For the six months through December, Kofax posted $23 million in adjusted profits, up 188% from a year earlier.
Sales grew 20% to $122 million.
Kofax recorded “exceptional results,” Chief Executive Reynolds Bish said. “The performance in our software business exceeded our expectations.”
The company recorded some big customer wins last year, including Saudi Arabia’s Ministry of the Interior, Japan Tobacco International Inc., UBS AG and Iron Mountain Inc., among others.
Kofax makes scanning software used by businesses to get rid of paper and speed up productivity.
The software collects paper documents, forms, invoices, e-mails and photos, and organizes them into a searchable database of files.
Customers include government agencies, schools, banks and insurance companies, among others.
For the six months through June, Kofax projected a 14% rise in sales from a year earlier, according to Bish.

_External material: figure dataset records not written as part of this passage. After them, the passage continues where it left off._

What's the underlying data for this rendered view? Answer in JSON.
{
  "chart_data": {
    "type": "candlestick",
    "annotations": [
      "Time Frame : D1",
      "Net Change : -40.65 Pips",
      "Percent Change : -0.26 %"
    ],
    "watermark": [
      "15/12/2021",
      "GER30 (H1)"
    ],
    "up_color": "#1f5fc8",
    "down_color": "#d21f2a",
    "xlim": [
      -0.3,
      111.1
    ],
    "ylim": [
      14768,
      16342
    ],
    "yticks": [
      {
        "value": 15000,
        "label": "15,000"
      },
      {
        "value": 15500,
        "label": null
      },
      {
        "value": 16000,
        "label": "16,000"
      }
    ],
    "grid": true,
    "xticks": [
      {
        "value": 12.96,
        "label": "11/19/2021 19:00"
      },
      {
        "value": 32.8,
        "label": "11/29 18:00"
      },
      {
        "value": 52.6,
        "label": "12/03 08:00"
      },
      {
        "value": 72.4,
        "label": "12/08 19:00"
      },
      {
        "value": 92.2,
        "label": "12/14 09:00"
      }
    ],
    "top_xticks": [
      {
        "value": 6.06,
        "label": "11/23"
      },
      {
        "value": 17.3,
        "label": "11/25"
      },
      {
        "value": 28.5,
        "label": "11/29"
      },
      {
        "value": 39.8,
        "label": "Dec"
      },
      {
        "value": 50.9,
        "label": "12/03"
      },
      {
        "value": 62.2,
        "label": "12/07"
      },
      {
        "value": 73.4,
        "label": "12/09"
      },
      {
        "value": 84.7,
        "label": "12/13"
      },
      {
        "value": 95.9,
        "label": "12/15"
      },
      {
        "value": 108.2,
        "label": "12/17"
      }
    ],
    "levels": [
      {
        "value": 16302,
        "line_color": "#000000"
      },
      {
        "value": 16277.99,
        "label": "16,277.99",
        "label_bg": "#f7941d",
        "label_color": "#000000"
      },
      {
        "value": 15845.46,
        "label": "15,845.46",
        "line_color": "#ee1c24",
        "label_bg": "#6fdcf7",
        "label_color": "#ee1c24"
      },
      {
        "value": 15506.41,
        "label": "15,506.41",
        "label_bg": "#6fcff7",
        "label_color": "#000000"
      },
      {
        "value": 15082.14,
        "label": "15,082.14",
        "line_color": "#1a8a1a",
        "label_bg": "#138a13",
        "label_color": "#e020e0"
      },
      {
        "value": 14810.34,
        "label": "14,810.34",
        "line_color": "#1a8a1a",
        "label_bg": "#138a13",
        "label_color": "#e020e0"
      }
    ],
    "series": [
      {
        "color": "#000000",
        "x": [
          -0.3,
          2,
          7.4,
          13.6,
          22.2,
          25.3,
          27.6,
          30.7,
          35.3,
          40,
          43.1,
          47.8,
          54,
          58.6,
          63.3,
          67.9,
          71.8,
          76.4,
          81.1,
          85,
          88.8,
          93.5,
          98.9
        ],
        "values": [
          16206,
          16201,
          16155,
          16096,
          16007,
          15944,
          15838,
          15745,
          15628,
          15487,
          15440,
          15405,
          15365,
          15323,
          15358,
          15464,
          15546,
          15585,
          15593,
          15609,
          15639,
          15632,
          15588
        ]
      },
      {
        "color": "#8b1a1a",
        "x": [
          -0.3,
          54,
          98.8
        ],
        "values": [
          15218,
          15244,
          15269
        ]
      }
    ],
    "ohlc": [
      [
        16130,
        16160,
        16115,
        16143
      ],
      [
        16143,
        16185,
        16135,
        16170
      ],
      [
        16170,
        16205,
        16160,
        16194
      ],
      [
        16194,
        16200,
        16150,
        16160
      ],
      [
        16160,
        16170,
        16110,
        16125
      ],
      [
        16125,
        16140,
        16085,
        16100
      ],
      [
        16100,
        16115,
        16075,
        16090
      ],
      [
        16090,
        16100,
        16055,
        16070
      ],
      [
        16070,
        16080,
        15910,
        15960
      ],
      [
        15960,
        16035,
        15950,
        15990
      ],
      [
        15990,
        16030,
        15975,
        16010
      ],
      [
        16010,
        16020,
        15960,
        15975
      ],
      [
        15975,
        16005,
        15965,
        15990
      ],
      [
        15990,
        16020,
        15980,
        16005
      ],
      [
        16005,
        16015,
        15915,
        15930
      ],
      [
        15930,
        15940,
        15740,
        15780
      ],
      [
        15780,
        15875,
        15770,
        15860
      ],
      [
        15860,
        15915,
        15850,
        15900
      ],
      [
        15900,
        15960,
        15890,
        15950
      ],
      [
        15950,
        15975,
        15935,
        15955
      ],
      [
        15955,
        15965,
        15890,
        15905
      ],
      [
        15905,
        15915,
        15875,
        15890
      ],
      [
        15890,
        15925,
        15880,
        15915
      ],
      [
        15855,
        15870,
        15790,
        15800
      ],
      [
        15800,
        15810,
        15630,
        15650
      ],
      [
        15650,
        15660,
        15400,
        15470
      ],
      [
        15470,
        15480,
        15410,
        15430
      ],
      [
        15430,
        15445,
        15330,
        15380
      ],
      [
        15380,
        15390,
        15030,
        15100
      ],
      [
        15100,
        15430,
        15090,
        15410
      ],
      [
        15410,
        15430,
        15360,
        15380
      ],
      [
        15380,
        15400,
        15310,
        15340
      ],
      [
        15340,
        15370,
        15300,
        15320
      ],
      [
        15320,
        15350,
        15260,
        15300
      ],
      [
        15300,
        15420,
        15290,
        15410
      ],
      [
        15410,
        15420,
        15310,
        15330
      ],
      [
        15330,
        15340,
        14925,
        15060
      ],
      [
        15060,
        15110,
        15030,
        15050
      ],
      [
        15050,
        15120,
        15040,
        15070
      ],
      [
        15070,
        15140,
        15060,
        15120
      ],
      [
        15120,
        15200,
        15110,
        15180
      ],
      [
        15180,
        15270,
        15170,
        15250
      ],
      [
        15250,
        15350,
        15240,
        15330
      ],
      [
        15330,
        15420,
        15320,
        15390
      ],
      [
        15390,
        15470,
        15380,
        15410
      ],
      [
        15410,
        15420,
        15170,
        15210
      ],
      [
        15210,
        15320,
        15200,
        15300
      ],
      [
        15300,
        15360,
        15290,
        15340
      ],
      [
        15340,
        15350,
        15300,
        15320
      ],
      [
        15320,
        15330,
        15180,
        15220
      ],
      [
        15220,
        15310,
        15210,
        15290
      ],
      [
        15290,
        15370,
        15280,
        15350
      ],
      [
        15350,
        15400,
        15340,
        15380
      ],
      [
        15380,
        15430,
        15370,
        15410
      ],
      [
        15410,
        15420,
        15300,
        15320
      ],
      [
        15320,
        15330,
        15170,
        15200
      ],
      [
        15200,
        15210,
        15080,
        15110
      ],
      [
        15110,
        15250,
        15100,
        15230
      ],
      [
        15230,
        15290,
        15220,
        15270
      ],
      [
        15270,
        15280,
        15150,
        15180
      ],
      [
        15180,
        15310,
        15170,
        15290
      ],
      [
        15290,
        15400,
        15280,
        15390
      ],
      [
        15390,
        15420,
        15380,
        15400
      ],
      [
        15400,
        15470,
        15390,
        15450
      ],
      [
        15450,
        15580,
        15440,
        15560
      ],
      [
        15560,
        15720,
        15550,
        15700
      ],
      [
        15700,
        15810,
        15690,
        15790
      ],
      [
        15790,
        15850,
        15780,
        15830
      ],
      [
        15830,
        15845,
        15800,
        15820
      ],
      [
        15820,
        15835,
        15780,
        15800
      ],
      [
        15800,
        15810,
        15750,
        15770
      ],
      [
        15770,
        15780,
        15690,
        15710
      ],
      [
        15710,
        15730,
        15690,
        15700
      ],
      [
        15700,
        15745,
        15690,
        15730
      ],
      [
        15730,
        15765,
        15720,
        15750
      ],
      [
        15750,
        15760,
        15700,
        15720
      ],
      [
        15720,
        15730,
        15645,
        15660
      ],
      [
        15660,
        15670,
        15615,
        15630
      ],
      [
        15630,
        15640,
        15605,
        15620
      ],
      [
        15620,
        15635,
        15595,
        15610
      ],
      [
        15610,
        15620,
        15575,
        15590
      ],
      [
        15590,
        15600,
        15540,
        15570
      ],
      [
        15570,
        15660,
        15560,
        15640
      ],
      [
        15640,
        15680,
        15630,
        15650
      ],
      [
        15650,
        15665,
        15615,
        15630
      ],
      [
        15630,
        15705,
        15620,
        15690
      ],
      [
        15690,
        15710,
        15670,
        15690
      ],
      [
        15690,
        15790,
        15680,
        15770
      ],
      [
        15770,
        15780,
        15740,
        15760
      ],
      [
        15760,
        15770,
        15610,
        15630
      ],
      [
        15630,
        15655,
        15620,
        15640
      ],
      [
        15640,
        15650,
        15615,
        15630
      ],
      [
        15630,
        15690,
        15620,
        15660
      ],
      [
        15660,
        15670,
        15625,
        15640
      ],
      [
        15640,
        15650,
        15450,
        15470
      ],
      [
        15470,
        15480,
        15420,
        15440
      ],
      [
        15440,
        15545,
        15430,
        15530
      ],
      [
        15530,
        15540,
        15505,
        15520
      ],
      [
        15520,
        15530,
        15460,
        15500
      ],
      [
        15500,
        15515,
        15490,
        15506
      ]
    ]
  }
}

Still, he said he remains “cautiously optimistic.”
“We believe that the global economic environment continues to be fragile and the extent and sustainability of any recovery is still difficult to predict,” he said.
Last month, Kofax struck a deal to shed a lagging part of its business that distributed scanners and related devices—a holdover from the days when scanners were the latest and greatest technology.
Kofax is set to sell the division, which is run out of an office in southwest Germany, for about $23 million. German private equity firm Hannover Finanz GMBH is buying the business.
Hannover is set to own 80% of the business when the deal closes, which is expected in March. Managers now running the unit are set to own 20%.
The deal is expected to close next month.